Страница 21 из 25
Таким изображен Онегин, опять Евгений, опять мирская суета, посредственность, в которой всё и ничего от Пушкина, поскольку в нем субъект, знакомый до ногтей, свой, бесконечно свой, разъят по косточкам поэтом, поднявшимся над человеком. Эпиграф к пушкинскому роману (по-французски, "из частного письма") приоткрывает, как сделан портрет Онегина (читаем, учитывая, что "он" скорей всего здесь - автор): "Проникнутый тщеславием, он обладал сверх того еще особенной гордостью, которая побуждает признаваться с одинаковым равнодушием в своих как добрых, так и дурных поступках - следствие чувства превосходства, быть может мнимого".
Откуда берется эта "особенная гордость", этот воображаемый взгляд сверху на собственную некрасоту и достоинства? Очевидно, от поэта-Пушкина, выделившего Онегина как свою человеческую эманацию и спокойно ее рассматривающего - со смесью симпатии и злорадства.
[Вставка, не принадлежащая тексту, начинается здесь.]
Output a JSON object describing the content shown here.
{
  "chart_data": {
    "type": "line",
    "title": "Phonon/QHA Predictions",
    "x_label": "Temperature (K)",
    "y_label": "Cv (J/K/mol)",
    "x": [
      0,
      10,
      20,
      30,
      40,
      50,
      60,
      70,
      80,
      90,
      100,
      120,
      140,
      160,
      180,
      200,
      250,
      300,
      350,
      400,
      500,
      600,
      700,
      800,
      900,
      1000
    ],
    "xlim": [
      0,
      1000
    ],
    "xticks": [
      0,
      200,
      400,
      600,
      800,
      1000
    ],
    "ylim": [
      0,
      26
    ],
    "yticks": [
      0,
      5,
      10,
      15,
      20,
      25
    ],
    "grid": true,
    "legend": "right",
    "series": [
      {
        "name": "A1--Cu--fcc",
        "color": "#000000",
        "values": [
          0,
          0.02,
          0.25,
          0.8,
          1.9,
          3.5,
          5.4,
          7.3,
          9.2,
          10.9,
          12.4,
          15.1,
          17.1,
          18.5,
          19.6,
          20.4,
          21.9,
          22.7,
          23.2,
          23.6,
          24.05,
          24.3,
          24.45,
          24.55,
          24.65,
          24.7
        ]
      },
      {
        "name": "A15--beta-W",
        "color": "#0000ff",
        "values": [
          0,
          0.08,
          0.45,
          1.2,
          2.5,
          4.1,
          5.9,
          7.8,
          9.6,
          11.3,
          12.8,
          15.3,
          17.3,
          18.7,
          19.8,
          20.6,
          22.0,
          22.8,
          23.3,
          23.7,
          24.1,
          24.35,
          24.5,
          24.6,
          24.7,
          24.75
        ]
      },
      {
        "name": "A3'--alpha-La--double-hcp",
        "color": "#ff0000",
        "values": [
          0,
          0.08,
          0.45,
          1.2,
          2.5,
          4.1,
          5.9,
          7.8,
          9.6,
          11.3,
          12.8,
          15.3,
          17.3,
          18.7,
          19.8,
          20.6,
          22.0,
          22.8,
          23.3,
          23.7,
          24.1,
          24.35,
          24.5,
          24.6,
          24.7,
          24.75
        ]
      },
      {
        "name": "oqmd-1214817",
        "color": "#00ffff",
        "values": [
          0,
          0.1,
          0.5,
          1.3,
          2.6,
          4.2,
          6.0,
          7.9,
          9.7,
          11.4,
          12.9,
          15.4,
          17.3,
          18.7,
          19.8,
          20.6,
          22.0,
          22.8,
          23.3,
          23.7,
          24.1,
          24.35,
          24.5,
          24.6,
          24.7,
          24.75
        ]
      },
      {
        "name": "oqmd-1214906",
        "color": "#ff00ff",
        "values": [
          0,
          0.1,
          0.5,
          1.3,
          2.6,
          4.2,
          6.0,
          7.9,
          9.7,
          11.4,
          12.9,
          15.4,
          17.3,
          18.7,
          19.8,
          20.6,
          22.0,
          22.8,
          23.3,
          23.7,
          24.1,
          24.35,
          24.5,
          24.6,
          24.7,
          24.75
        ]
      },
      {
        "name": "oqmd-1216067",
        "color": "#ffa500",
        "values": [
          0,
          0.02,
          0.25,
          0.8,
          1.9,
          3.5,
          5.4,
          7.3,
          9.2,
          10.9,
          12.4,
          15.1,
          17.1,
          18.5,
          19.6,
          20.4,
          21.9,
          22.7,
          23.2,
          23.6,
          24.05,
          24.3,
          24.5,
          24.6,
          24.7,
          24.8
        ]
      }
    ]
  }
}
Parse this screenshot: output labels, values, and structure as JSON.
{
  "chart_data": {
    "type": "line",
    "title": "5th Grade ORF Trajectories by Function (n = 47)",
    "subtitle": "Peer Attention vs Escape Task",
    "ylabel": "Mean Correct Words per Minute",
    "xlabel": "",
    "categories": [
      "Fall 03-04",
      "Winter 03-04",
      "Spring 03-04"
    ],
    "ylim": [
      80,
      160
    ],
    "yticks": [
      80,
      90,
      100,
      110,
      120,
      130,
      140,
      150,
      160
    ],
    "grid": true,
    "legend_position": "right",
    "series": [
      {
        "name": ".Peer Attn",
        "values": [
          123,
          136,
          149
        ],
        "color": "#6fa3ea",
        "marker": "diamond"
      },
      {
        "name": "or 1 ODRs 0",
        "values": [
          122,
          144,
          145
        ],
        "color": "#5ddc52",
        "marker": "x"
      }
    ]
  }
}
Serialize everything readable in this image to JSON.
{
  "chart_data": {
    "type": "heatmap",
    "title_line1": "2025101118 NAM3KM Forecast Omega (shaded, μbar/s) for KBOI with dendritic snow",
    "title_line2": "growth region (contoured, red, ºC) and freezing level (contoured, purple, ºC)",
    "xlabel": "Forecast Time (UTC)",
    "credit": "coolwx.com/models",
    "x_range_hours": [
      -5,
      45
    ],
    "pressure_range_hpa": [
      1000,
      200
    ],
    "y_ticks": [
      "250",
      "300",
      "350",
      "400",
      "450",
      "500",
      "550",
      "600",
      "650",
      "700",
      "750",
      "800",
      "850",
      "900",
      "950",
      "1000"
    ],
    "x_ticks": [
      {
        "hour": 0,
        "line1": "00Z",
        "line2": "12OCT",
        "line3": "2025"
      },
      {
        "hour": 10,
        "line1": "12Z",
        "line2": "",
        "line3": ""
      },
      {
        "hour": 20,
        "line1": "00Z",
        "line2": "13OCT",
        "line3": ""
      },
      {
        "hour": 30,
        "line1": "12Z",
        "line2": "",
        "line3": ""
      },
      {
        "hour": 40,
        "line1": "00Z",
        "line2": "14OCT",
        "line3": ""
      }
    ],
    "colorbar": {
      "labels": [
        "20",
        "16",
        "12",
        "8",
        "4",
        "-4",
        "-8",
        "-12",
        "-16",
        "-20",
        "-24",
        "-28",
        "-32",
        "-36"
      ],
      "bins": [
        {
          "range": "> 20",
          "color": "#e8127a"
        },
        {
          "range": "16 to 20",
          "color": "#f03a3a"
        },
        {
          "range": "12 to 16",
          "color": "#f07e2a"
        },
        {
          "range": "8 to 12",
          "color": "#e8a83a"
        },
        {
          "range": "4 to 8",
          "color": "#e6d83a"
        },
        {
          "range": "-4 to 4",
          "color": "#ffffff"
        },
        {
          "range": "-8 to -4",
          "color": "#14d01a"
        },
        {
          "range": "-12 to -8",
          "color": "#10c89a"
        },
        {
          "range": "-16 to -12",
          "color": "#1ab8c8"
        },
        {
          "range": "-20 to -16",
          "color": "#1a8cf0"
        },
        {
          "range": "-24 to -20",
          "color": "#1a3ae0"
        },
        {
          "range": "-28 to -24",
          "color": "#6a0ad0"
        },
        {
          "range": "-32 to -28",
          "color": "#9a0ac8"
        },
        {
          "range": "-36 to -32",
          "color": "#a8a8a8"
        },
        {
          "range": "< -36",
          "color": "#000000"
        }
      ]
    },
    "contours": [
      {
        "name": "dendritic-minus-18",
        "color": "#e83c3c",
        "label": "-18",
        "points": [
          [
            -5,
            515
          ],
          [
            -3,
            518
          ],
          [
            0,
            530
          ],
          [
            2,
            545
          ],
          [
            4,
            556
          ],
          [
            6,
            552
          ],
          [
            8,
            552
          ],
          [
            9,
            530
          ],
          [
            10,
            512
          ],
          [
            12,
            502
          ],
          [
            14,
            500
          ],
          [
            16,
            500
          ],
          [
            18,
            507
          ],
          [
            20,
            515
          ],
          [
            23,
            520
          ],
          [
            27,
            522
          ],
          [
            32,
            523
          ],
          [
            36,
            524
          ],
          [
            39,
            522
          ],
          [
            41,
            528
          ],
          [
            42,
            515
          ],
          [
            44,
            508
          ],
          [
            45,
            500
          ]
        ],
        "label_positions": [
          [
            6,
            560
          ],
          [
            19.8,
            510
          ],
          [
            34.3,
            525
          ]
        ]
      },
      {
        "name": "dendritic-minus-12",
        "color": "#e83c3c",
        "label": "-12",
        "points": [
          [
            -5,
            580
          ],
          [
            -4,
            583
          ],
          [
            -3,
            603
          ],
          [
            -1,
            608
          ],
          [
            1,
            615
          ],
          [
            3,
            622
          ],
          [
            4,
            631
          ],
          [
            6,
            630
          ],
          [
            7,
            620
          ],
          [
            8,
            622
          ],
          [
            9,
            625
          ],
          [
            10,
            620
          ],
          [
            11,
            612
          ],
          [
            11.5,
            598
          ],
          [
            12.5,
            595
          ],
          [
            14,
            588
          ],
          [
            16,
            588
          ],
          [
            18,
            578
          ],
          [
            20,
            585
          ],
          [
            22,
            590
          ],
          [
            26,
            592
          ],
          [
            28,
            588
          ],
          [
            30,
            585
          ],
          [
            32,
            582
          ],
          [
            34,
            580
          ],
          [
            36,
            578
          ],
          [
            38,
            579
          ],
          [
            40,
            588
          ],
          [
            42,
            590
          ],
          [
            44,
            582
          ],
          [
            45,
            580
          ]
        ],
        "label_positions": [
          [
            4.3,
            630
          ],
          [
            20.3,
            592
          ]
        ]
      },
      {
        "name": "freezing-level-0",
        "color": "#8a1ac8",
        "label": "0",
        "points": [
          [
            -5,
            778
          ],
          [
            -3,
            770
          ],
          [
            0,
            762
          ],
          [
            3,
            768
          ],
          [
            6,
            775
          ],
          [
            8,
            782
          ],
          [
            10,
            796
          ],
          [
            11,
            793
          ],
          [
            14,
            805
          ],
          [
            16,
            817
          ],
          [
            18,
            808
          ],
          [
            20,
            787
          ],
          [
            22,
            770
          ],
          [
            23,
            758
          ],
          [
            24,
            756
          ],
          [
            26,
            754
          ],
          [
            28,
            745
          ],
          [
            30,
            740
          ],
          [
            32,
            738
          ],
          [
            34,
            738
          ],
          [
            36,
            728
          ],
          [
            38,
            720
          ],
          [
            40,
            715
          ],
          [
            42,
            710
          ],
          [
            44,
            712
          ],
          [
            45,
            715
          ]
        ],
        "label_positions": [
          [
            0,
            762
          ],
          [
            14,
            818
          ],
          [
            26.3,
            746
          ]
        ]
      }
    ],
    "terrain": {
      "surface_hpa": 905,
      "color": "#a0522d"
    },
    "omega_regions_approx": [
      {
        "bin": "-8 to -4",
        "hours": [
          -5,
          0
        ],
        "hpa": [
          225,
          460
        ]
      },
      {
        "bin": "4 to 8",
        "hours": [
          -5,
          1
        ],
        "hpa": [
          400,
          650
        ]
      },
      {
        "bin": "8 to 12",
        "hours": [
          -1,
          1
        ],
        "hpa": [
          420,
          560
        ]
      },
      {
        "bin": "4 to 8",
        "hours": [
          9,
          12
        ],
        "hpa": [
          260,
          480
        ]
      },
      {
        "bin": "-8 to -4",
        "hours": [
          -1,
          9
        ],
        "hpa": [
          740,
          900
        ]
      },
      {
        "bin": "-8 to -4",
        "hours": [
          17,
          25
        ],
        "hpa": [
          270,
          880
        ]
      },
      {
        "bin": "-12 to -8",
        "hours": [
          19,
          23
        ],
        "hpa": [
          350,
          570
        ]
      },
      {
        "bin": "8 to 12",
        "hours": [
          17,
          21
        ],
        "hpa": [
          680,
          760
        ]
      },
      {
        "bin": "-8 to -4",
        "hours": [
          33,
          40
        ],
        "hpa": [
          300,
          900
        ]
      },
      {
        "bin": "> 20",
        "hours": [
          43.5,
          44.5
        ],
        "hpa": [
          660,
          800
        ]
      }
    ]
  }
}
В то время, когда романтики из кожи лезли, чтобы выйти в Корсары, Пушкин предпринял обратный ход и вышел в люди, отступил в тень человека самого обыкновенного, пошлого. Если сопоставить Онегина с Пушкиным (а в романе они сопоставлены), прежде всего в глаза бросается "разность", ухватясь за которую, автор путает карты подсказками, что, де, "я был озлоблен, он угрюм", и долго не мог привыкнуть "к его язвительному спору, и к шутке, с желчью пополам, и злости мрачных эпиграмм" (уж по части-то эпиграмм хотя бы Пушкин задал бы жару Онегину!). Всё это заметает следы в действительном соотношении сил. Взятый как относительно целостный образ (хоть в сущности он не таков), каким он видится издали, в качестве литературного типа, Онегин не походит на Пушкина (что общего с Пушкиным у того, в ком нет ни грана поэзии?), тогда как по частностям и мелочам настолько с ним совпадает, что, кажется, автор смотрелся в зеркало, списывая черту за чертой: поверхностность, светскость, лень, безверие, внимание к ногтям и т. д. Получилась человеческая пародия на поэта, нуль без палочки (палочка - поэт), утратив которую любая пушкинская натуральность становится на себя непохожей, превращается в кислятину, о которой и думать противно (так, великолепная лень поэта стала обыкновенным бездельем бесталанного лоботряса, любовное переполнение выхолостилось в бесполую "науку страсти нежной", и если поэта-Пушкина убили на дуэли, то человек-Онегин сам не преминул убить без причины такого же, как он, тривиального друга-певца),- всё потеряло смысл, содержа-ние, и разве что респектабельная форма означена довольно умного по житейским критериям, умеющего вести себя Нулина.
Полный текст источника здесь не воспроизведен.